Si è cominciato così a cercare un meccanismo che possa consentire l’accordo. Per Israele le due modifiche sono fondamentali per la sicurezza: la presenza israeliana a Netzarim servirebbe a evitare che tra la popolazione che tornerà dal sud dove è fuggita nel nord di Gaza si nascondano miliziani armati che poi potrebbero attaccare Israele: quella al confine con l’Egitto e al valico servirebbe a controllare che il confine non sia poroso e si facciano entrare armi.

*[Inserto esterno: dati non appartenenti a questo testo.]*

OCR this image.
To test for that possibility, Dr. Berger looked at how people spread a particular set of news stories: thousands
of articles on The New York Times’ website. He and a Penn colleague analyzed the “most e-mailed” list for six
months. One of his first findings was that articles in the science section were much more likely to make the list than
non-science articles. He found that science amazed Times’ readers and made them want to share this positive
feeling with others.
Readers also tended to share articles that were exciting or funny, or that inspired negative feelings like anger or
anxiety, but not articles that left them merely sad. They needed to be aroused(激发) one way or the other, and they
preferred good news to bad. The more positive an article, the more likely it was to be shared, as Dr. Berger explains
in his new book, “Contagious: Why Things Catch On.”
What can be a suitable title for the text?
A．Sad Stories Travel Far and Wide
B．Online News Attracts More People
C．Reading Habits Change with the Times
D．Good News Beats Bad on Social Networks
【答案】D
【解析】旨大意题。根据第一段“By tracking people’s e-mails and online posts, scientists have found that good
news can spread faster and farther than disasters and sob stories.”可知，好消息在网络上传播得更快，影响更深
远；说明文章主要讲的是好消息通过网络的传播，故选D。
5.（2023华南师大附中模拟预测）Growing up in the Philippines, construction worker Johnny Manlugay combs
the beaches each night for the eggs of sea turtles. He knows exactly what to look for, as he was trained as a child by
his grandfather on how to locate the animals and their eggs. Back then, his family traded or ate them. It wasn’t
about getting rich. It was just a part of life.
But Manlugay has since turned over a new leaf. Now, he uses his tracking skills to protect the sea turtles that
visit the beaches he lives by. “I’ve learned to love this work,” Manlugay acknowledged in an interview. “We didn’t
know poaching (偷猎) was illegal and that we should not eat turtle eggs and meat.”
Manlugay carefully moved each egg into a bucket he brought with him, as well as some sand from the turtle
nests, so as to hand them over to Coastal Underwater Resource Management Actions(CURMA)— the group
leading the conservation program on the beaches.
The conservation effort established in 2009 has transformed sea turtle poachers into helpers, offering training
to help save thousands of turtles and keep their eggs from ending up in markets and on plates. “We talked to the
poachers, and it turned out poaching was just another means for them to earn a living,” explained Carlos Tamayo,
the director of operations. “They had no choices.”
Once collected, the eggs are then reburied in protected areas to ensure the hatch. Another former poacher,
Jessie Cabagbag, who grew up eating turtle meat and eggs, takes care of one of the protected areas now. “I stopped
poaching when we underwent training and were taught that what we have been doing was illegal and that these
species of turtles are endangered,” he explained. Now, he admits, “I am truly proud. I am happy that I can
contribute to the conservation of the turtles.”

Timori che probabilmente potevano essere espressi anche prima, visto che le negoziazioni sulla proposta Biden, da lui definita una proposta giuntagli dal governo israeliano, sono andate avanti a lungo. È noto che Netanyahu è sotto pressione da parte dei ministri contrari all’idea di un accordo e che minacciando di far cadere il governo lo portano a continui irrigidimenti. Il premier, dopo il vertice di Doha, avrebbe criticato i suoi negoziatori, troppo accondiscendenti.

Ci sono anche altri nodi spinosi e il lavoro diplomatico è intenso. L’impressione però è che il più ruoti introno a questo vocabolo: «meccanismo». Un meccanismo che soddisfi Israele e che consenta ad Hamas di non dire di no, sebbene abbia già respinto il nuovo lodo americano, ribadendo che la base di partenza di ogni accordo possibile è quella indicata da Biden – il ritiro israeliano deve essere totale. Si può trovare un meccanismo?

In questo quadro Netanyahu ha incontrato Blinken e ha apprezzato la nuova proposta americana, chiedendo però di avere comunque il diritto di riprendere la sua campagna per distruggere Hamas. Così forse neanche il meccanismo basterebbe.

Questo infatti avrebbe innervosito i mediatori, cioè Egitto e Qatar, mentre Hamas ha ribadito di rifiutare cambiamenti di qualsiasi tipo, il ritiro deve essere totale. Tutto sembra sempre più difficile e forse spiega come mai non si parli ancora della nuova autorità palestinese che con il cessate il fuoco dovrebbe governare Gaza.

Teheran e il fronte filo-iraniano

Come è altrettanto noto, la questione di Gaza si intreccia con la questione del l’Iran e dei suoi alleati, cioè le milizie filo iraniane in Libano, Iraq, Yemen, Siria. È in corso in queste un pellegrinaggio di milioni di iraniani in Iraq, un festival religioso ideato in questi anni che sembra voler ufficializzare l’influenza iraniana sull’Iraq.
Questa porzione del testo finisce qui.